Tuesday, November 22, 2016 12:58 PM /FBNQuest Research

Price target cut by 13% to N5.3; 2016/17E EPS ests. cut by 9%

Dangote Sugar Refinery’s (DSR) Q3 2016 earnings declined -11% y/y and were behind our estimate by 23%. Although sales grew impressively both on a y/y and q/q basis, higher production and operating costs weighed on profitability. Higher energy costs due to the shortage of gas and a steady rise in raw sugar prices (a key input for DSR, up 33% year-to-date) were the key cost drivers.
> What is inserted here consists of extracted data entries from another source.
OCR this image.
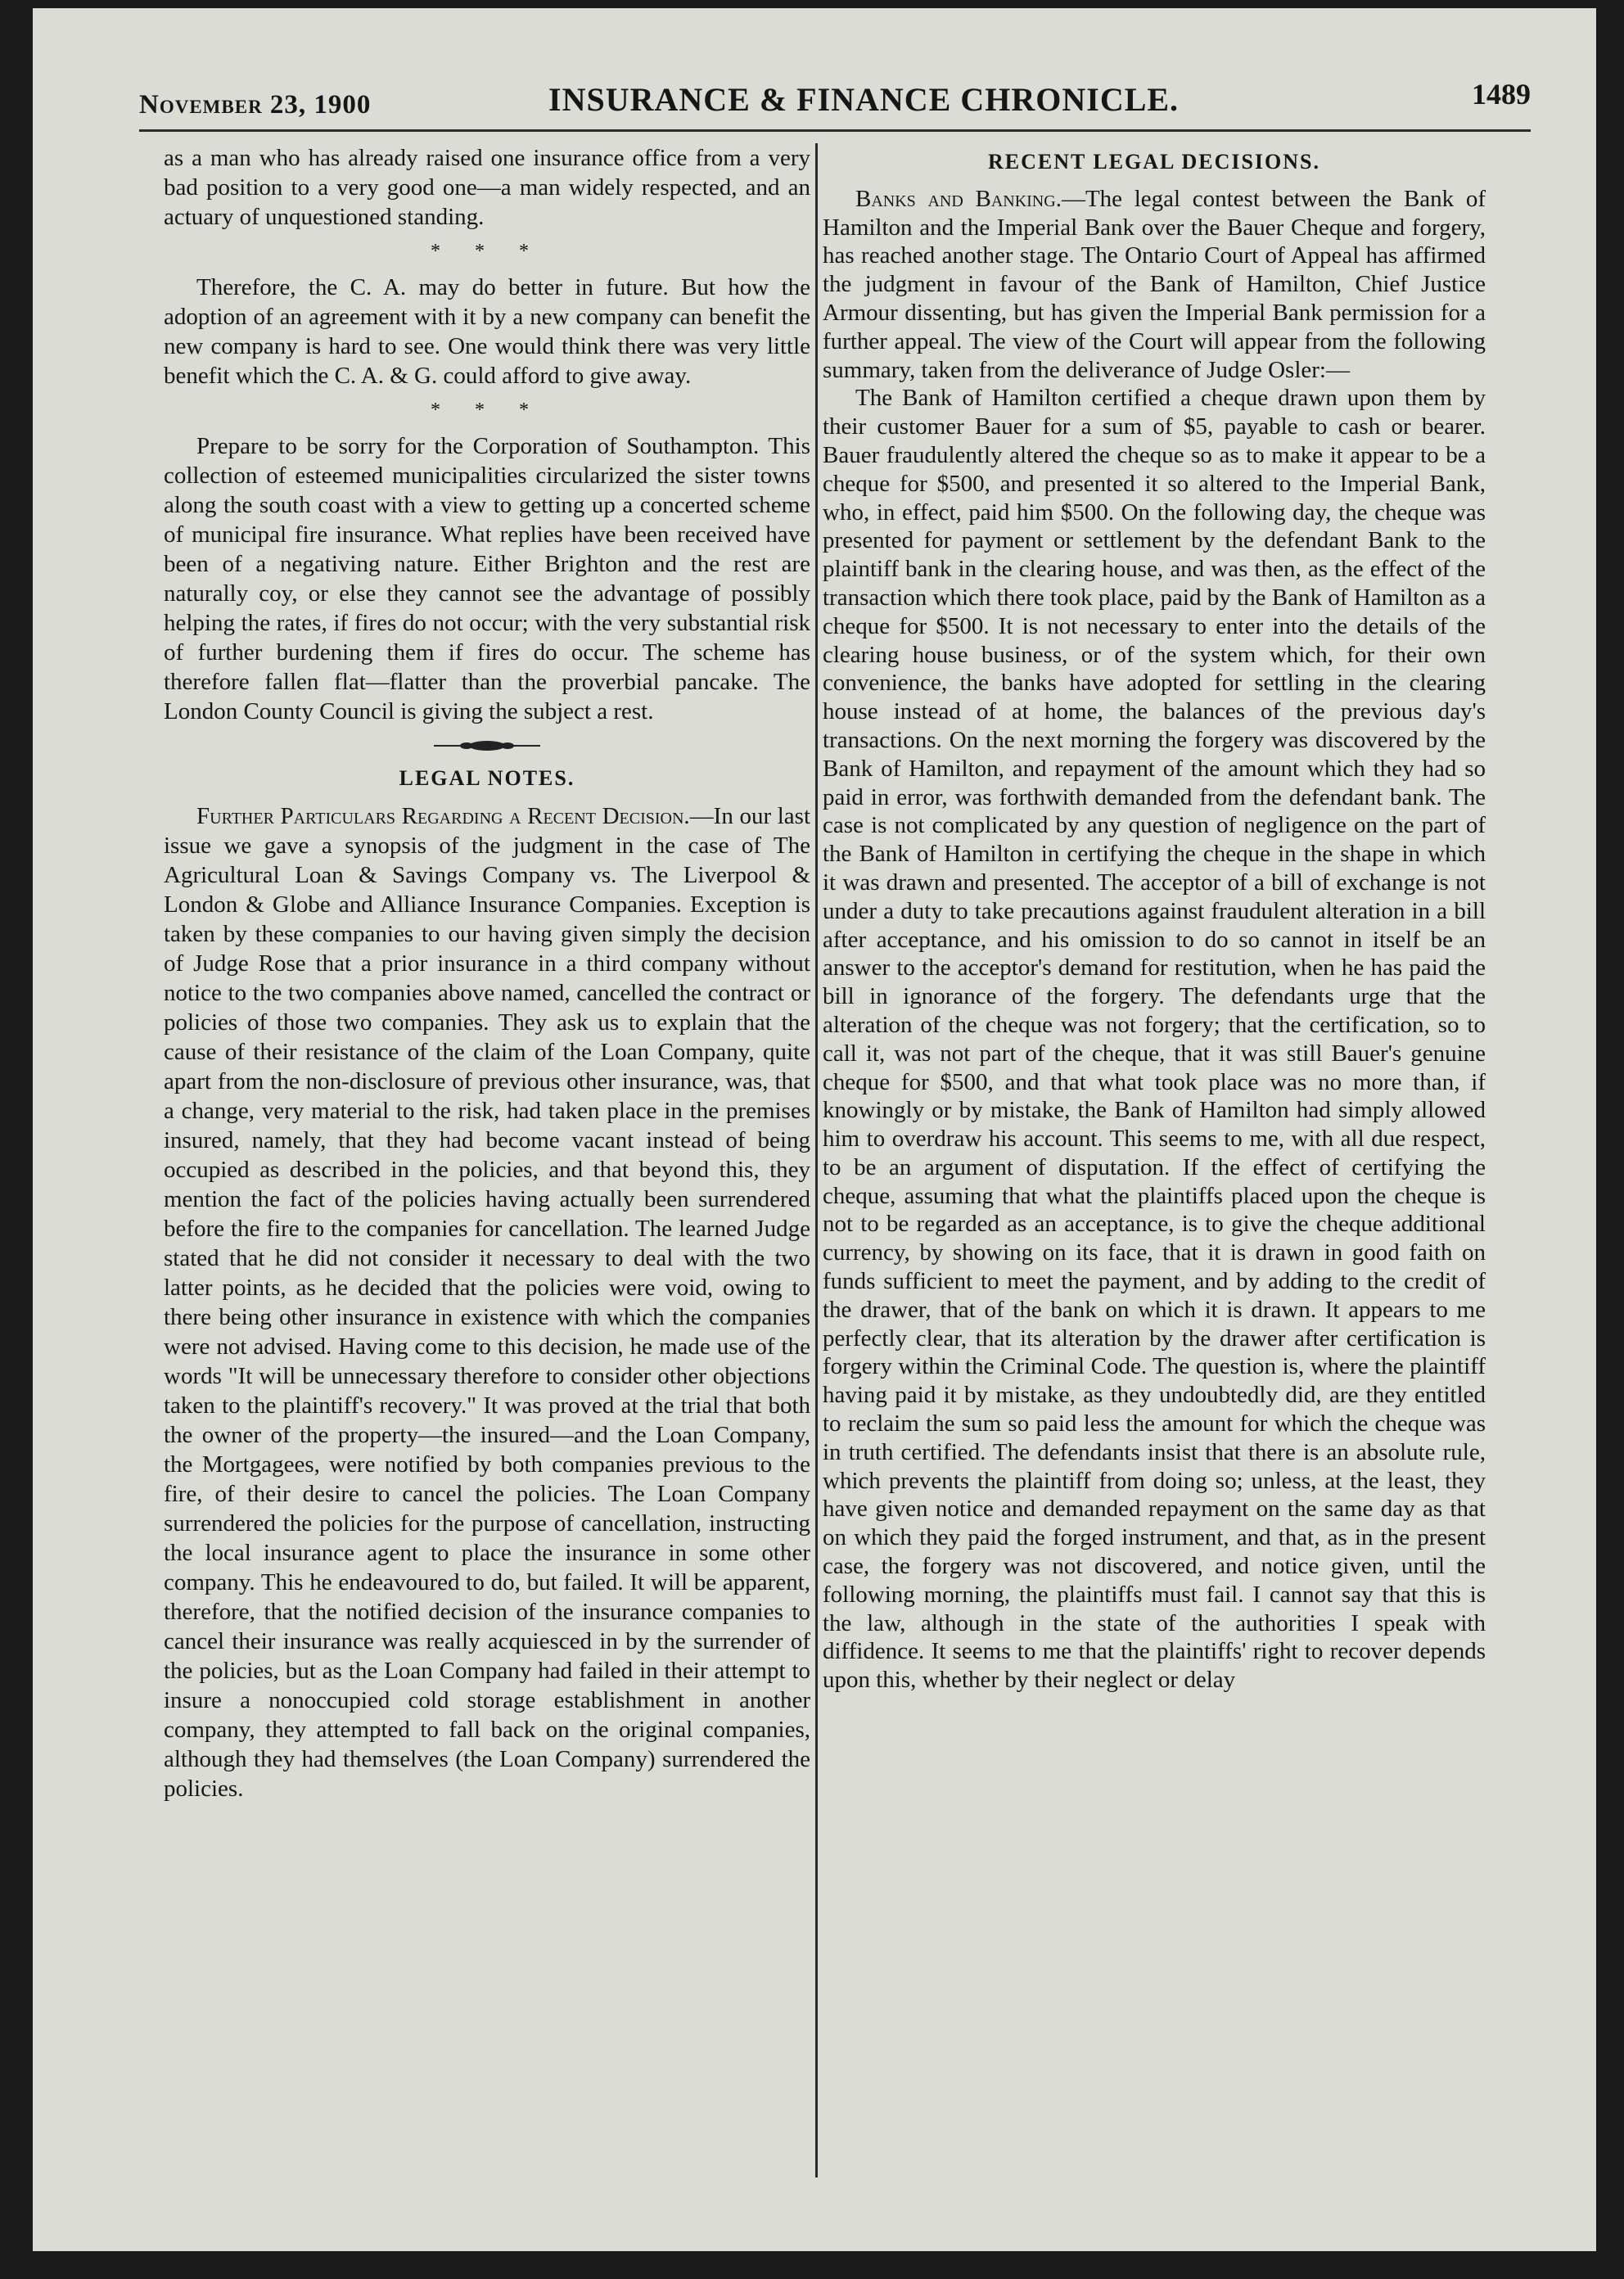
November 23, 1900	INSURANCE & FINANCE CHRONICLE.	1489

as a man who has already raised one insurance office from a very bad position to a very good one—a man widely respected, and an actuary of unquestioned standing.

* * *

Therefore, the C. A. may do better in future. But how the adoption of an agreement with it by a new company can benefit the new company is hard to see. One would think there was very little benefit which the C. A. & G. could afford to give away.

* * *

Prepare to be sorry for the Corporation of Southampton. This collection of esteemed municipalities circularized the sister towns along the south coast with a view to getting up a concerted scheme of municipal fire insurance. What replies have been received have been of a negativing nature. Either Brighton and the rest are naturally coy, or else they cannot see the advantage of possibly helping the rates, if fires do not occur; with the very substantial risk of further burdening them if fires do occur. The scheme has therefore fallen flat—flatter than the proverbial pancake. The London County Council is giving the subject a rest.

LEGAL NOTES.

Further Particulars Regarding a Recent Decision.—In our last issue we gave a synopsis of the judgment in the case of The Agricultural Loan & Savings Company vs. The Liverpool & London & Globe and Alliance Insurance Companies. Exception is taken by these companies to our having given simply the decision of Judge Rose that a prior insurance in a third company without notice to the two companies above named, cancelled the contract or policies of those two companies. They ask us to explain that the cause of their resistance of the claim of the Loan Company, quite apart from the non-disclosure of previous other insurance, was, that a change, very material to the risk, had taken place in the premises insured, namely, that they had become vacant instead of being occupied as described in the policies, and that beyond this, they mention the fact of the policies having actually been surrendered before the fire to the companies for cancellation. The learned Judge stated that he did not consider it necessary to deal with the two latter points, as he decided that the policies were void, owing to there being other insurance in existence with which the companies were not advised. Having come to this decision, he made use of the words "It will be unnecessary therefore to consider other objections taken to the plaintiff's recovery." It was proved at the trial that both the owner of the property—the insured—and the Loan Company, the Mortgagees, were notified by both companies previous to the fire, of their desire to cancel the policies. The Loan Company surrendered the policies for the purpose of cancellation, instructing the local insurance agent to place the insurance in some other company. This he endeavoured to do, but failed. It will be apparent, therefore, that the notified decision of the insurance companies to cancel their insurance was really acquiesced in by the surrender of the policies, but as the Loan Company had failed in their attempt to insure a nonoccupied cold storage establishment in another company, they attempted to fall back on the original companies, although they had themselves (the Loan Company) surrendered the policies.

RECENT LEGAL DECISIONS.

Banks and Banking.—The legal contest between the Bank of Hamilton and the Imperial Bank over the Bauer Cheque and forgery, has reached another stage. The Ontario Court of Appeal has affirmed the judgment in favour of the Bank of Hamilton, Chief Justice Armour dissenting, but has given the Imperial Bank permission for a further appeal. The view of the Court will appear from the following summary, taken from the deliverance of Judge Osler:—

The Bank of Hamilton certified a cheque drawn upon them by their customer Bauer for a sum of $5, payable to cash or bearer. Bauer fraudulently altered the cheque so as to make it appear to be a cheque for $500, and presented it so altered to the Imperial Bank, who, in effect, paid him $500. On the following day, the cheque was presented for payment or settlement by the defendant Bank to the plaintiff bank in the clearing house, and was then, as the effect of the transaction which there took place, paid by the Bank of Hamilton as a cheque for $500. It is not necessary to enter into the details of the clearing house business, or of the system which, for their own convenience, the banks have adopted for settling in the clearing house instead of at home, the balances of the previous day's transactions. On the next morning the forgery was discovered by the Bank of Hamilton, and repayment of the amount which they had so paid in error, was forthwith demanded from the defendant bank. The case is not complicated by any question of negligence on the part of the Bank of Hamilton in certifying the cheque in the shape in which it was drawn and presented. The acceptor of a bill of exchange is not under a duty to take precautions against fraudulent alteration in a bill after acceptance, and his omission to do so cannot in itself be an answer to the acceptor's demand for restitution, when he has paid the bill in ignorance of the forgery. The defendants urge that the alteration of the cheque was not forgery; that the certification, so to call it, was not part of the cheque, that it was still Bauer's genuine cheque for $500, and that what took place was no more than, if knowingly or by mistake, the Bank of Hamilton had simply allowed him to overdraw his account. This seems to me, with all due respect, to be an argument of disputation. If the effect of certifying the cheque, assuming that what the plaintiffs placed upon the cheque is not to be regarded as an acceptance, is to give the cheque additional currency, by showing on its face, that it is drawn in good faith on funds sufficient to meet the payment, and by adding to the credit of the drawer, that of the bank on which it is drawn. It appears to me perfectly clear, that its alteration by the drawer after certification is forgery within the Criminal Code. The question is, where the plaintiff having paid it by mistake, as they undoubtedly did, are they entitled to reclaim the sum so paid less the amount for which the cheque was in truth certified. The defendants insist that there is an absolute rule, which prevents the plaintiff from doing so; unless, at the least, they have given notice and demanded repayment on the same day as that on which they paid the forged instrument, and that, as in the present case, the forgery was not discovered, and notice given, until the following morning, the plaintiffs must fail. I cannot say that this is the law, although in the state of the authorities I speak with diffidence. It seems to me that the plaintiffs' right to recover depends upon this, whether by their neglect or delay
We estimate that DSR raised prices by 70% y/y in Q3 in an attempt to pass on higher manufacturing costs to customers. For now, product demand growth is resilient, with sugar sales up 18% and 16% in Q3 and 9M respectively. Lagos, which consists mainly of large industrial buyers, now accounts for around 45% of the firm’s total sales. Retail sales are also trending up but are still not material.
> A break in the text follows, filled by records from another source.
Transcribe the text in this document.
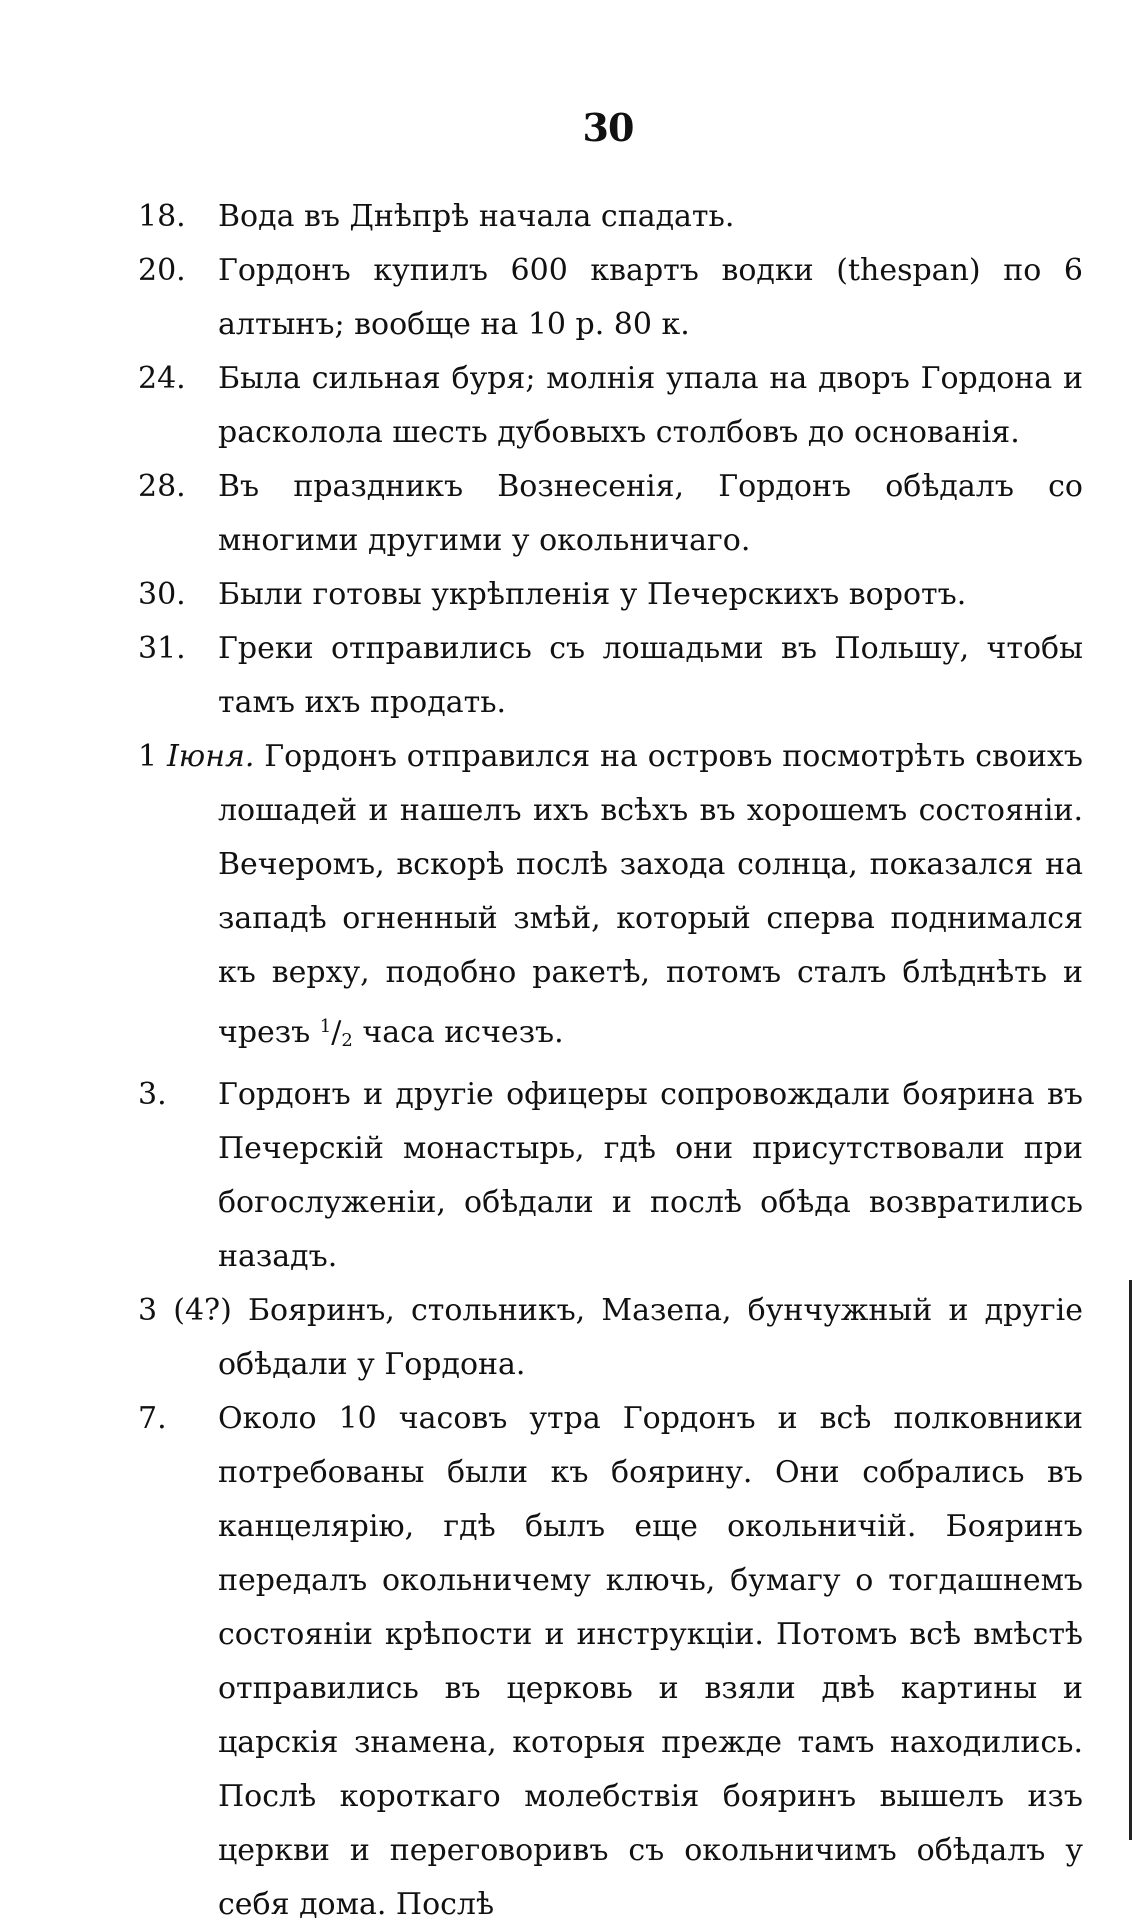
30

18. Вода въ Днѣпрѣ начала спадать.

20. Гордонъ купилъ 600 квартъ водки (thespan) по 6 алтынъ; вообще на 10 р. 80 к.

24. Была сильная буря; молнія упала на дворъ Гордона и расколола шесть дубовыхъ столбовъ до основанія.

28. Въ праздникъ Вознесенія, Гордонъ обѣдалъ со многими другими у окольничаго.

30. Были готовы укрѣпленія у Печерскихъ воротъ.

31. Греки отправились съ лошадьми въ Польшу, чтобы тамъ ихъ продать.

1 Іюня. Гордонъ отправился на островъ посмотрѣть своихъ лошадей и нашелъ ихъ всѣхъ въ хорошемъ состояніи. Вечеромъ, вскорѣ послѣ захода солнца, показался на западѣ огненный змѣй, который сперва поднимался къ верху, подобно ракетѣ, потомъ сталъ блѣднѣть и чрезъ $^1/_2$ часа исчезъ.

3. Гордонъ и другіе офицеры сопровождали боярина въ Печерскій монастырь, гдѣ они присутствовали при богослуженіи, обѣдали и послѣ обѣда возвратились назадъ.

3 (4?) Бояринъ, стольникъ, Мазепа, бунчужный и другіе обѣдали у Гордона.

7. Около 10 часовъ утра Гордонъ и всѣ полковники потребованы были къ боярину. Они собрались въ канцелярію, гдѣ былъ еще окольничій. Бояринъ передалъ окольничему ключь, бумагу о тогдашнемъ состояніи крѣпости и инструкціи. Потомъ всѣ вмѣстѣ отправились въ церковь и взяли двѣ картины и царскія знамена, которыя прежде тамъ находились. Послѣ короткаго молебствія бояринъ вышелъ изъ церкви и переговоривъ съ окольничимъ обѣдалъ у себя дома. Послѣ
Going forward, we retain our average sugar sales price estimate of N200,000/tonne (US$635/tonne) for 2016E. Going by the trend seen over the last three quarters, we expect sugar volume sales growth of 4% y/y to 800,000 tonnes for 2016E, leading to a topline growth of 61% y/y to N162.2bn for 2016E.


However, we have cut our 2016-17E EPS estimates by 9% on average in view of escalating costs. Our new price target of N5.3 is down -11%. Raw sugar prices are expected to remain at elevated levels for most of 2017. Additionally, continued fx volatility in the near term is likely to weigh on profitability given DSR’s reliance on raw sugar imports.


Our new price target implies a potential downside of -14.6%. The shares are trading on a 2016E P/E multiple of 6.6x for 6% y/y EPS growth over the 2016-18E period. Ytd, DSR shares have gained 2.2% (ASI: -13.1%). We have retained our Neutral rating.


Rising cogs and opex weigh on y/y performance
In Q3 2016, while sales were up 104% y/y to N44.8bn, PBT and PAT both declined by 6% y/y and 11% y/y respectively. A 51% y/y rise in operating expenses and a 1631bp y/y gross margin contraction completely offset any benefits coming from the sales growth.

Sales were mainly driven by finished sugar in Lagos which were up by c.420% y/y to N20.1bn in Q3 2016. The gross margin contraction is unsurprising given the recent devaluation of the naira. DSR imports almost all of its raw sugar which accounts for around 70% of COGS.


Sequentially, sales were up 18% q/q. PBT and PAT both declined by c.30% q/q. Compared with our estimates, while sales beat by 9%, PBT came in behind by 23% due to negative surprises on cogs and opex lines.